Lynne has individually published more than 25 articles/papers and two monographs, and has presented papers at over 30 conferences or seminars in recent years. She is on the editorial boards of the international Journal of Mixed Methods Research and the ACORN Journal and has undertaken invited reviews for a number of international journals. She has served on the Nurses' Board of Victoria Research Grant Review Board for the last few years.
Lynne's main research interest area is the impact of technological change on work in health services, particularly the work of nurses. She has supervised higher degree research for about five years, and her first professional doctoral candidate graduated in 2005. She has also been an examiner for UNSW and UTS PhD theses.

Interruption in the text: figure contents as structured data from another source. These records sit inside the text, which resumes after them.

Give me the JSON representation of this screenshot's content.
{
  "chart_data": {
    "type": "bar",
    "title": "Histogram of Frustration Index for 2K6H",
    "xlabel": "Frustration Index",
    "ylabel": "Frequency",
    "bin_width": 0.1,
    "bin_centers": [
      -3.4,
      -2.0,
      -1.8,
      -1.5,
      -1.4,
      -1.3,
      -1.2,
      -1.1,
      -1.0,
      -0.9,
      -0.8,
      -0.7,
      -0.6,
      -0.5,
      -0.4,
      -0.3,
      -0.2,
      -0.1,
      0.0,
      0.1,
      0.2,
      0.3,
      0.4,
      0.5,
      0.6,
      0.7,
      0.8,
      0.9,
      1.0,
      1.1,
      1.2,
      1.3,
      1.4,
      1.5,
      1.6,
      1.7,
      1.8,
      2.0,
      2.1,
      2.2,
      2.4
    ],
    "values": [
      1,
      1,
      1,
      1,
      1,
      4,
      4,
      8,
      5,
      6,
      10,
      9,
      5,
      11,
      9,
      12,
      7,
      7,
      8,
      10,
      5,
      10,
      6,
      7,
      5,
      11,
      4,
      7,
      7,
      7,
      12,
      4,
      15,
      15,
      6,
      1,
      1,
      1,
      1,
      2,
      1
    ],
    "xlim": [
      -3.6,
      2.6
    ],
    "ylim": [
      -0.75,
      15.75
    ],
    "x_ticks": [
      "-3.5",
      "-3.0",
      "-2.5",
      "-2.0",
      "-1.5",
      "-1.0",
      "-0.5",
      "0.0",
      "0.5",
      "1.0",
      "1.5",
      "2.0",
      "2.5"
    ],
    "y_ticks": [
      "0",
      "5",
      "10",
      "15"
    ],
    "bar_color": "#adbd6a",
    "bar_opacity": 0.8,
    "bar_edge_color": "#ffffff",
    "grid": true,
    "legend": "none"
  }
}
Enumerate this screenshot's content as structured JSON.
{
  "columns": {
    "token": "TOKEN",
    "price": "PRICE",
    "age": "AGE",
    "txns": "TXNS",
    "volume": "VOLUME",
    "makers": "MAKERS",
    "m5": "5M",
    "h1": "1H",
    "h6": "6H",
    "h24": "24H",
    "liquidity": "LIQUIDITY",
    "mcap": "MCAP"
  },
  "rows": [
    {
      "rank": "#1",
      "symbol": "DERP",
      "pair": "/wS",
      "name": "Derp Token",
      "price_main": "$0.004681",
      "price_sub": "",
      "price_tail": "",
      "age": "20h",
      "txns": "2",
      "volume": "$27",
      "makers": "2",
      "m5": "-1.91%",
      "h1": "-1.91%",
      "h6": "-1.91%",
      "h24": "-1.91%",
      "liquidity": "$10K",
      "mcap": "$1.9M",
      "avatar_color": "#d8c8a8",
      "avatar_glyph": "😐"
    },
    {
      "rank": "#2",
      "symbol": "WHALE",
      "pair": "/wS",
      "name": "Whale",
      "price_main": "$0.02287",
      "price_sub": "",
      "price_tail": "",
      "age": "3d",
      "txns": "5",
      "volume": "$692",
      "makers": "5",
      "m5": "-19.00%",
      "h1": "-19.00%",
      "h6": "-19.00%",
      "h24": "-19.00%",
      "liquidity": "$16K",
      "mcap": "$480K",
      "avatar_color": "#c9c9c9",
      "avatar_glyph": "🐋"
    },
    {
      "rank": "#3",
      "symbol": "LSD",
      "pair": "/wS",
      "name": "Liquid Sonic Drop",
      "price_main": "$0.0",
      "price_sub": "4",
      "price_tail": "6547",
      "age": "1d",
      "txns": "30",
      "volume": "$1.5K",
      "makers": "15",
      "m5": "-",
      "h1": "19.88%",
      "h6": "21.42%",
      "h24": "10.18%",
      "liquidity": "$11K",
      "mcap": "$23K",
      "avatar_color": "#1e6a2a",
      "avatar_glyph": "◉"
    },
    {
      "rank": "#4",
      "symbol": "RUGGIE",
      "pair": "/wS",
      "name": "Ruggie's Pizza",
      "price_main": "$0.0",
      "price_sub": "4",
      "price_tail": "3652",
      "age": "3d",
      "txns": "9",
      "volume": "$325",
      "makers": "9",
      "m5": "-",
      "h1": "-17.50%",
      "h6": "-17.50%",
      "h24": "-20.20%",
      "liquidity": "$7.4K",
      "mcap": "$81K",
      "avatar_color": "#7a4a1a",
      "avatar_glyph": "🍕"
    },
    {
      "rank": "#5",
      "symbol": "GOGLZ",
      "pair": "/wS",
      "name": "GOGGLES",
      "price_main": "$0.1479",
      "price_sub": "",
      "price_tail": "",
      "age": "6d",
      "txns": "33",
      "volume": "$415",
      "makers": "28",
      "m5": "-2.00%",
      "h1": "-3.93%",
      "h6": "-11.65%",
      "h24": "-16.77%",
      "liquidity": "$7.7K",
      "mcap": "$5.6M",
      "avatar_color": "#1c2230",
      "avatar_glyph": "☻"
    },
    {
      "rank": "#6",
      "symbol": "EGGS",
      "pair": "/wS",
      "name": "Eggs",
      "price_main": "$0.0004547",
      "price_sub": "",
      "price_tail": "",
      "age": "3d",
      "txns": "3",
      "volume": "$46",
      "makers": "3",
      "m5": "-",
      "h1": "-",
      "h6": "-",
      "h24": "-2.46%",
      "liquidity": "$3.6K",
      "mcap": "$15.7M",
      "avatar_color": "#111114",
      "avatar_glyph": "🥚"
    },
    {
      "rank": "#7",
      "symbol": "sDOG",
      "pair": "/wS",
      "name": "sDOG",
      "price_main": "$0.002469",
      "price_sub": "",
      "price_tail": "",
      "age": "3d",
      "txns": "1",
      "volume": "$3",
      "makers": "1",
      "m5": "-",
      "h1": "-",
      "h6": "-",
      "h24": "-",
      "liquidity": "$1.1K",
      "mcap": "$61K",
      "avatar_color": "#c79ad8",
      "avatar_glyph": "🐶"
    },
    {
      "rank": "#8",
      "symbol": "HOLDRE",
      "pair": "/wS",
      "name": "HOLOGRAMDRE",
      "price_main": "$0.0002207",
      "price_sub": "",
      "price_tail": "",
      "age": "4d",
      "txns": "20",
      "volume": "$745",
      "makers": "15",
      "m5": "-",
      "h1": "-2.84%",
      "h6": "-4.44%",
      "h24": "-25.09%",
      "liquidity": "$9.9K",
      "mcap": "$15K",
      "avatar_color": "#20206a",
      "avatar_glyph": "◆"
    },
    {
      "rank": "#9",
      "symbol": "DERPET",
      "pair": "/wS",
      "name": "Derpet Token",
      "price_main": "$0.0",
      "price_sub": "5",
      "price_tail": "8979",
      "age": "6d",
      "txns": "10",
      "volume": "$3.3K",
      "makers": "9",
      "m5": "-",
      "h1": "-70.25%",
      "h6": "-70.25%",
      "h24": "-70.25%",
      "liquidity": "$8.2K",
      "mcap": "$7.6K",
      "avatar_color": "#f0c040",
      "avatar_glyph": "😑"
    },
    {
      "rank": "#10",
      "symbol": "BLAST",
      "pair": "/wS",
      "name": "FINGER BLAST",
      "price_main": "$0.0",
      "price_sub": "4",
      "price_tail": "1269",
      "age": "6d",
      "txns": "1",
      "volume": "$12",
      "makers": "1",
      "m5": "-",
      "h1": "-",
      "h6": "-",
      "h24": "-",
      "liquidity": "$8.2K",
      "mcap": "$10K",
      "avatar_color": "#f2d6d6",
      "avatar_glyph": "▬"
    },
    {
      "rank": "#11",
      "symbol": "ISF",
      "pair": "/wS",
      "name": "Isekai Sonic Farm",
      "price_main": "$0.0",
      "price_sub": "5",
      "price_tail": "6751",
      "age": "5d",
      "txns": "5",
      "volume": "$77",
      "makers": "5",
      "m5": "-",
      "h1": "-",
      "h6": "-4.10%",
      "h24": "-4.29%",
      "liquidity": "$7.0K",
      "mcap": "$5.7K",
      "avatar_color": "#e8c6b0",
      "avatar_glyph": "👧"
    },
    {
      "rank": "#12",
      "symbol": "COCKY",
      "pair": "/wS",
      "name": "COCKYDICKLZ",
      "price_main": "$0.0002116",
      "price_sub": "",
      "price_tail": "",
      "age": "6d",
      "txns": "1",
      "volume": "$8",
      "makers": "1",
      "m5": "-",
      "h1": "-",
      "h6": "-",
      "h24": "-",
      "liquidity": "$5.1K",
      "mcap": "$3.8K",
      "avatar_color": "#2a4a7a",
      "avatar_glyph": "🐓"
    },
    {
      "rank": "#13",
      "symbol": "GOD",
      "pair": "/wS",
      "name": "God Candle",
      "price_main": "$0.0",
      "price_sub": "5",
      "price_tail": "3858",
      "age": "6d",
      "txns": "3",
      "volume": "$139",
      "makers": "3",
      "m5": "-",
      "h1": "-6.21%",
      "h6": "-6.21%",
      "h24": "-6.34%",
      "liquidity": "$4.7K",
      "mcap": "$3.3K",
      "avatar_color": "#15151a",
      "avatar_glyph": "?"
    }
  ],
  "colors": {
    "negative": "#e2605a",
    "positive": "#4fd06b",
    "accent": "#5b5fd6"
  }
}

Lynne was a Visiting Research Fellow at De Montford University, Leicester, England for six months during 2003. During this time she was an invited participant in two large interdisciplinary research teams investigating various aspects of change within the British National Health System since the launch of the NHS Modernization Agenda in 2001. In one project involving a collaboration between DMU and Imperial College, University of London, she undertook much of the qualitative data collection at a large hospital Trust in London. The other project involved the NHS Modernization Agency Research into Practice team.
Outside the university, Lynne is actively involved as a consumer representative in numerous local, regional and state health planning activities. On the personal front, she is married with four adult children. She plays piano and has been involved, on a semi-professional basis, as an accompanist for many years.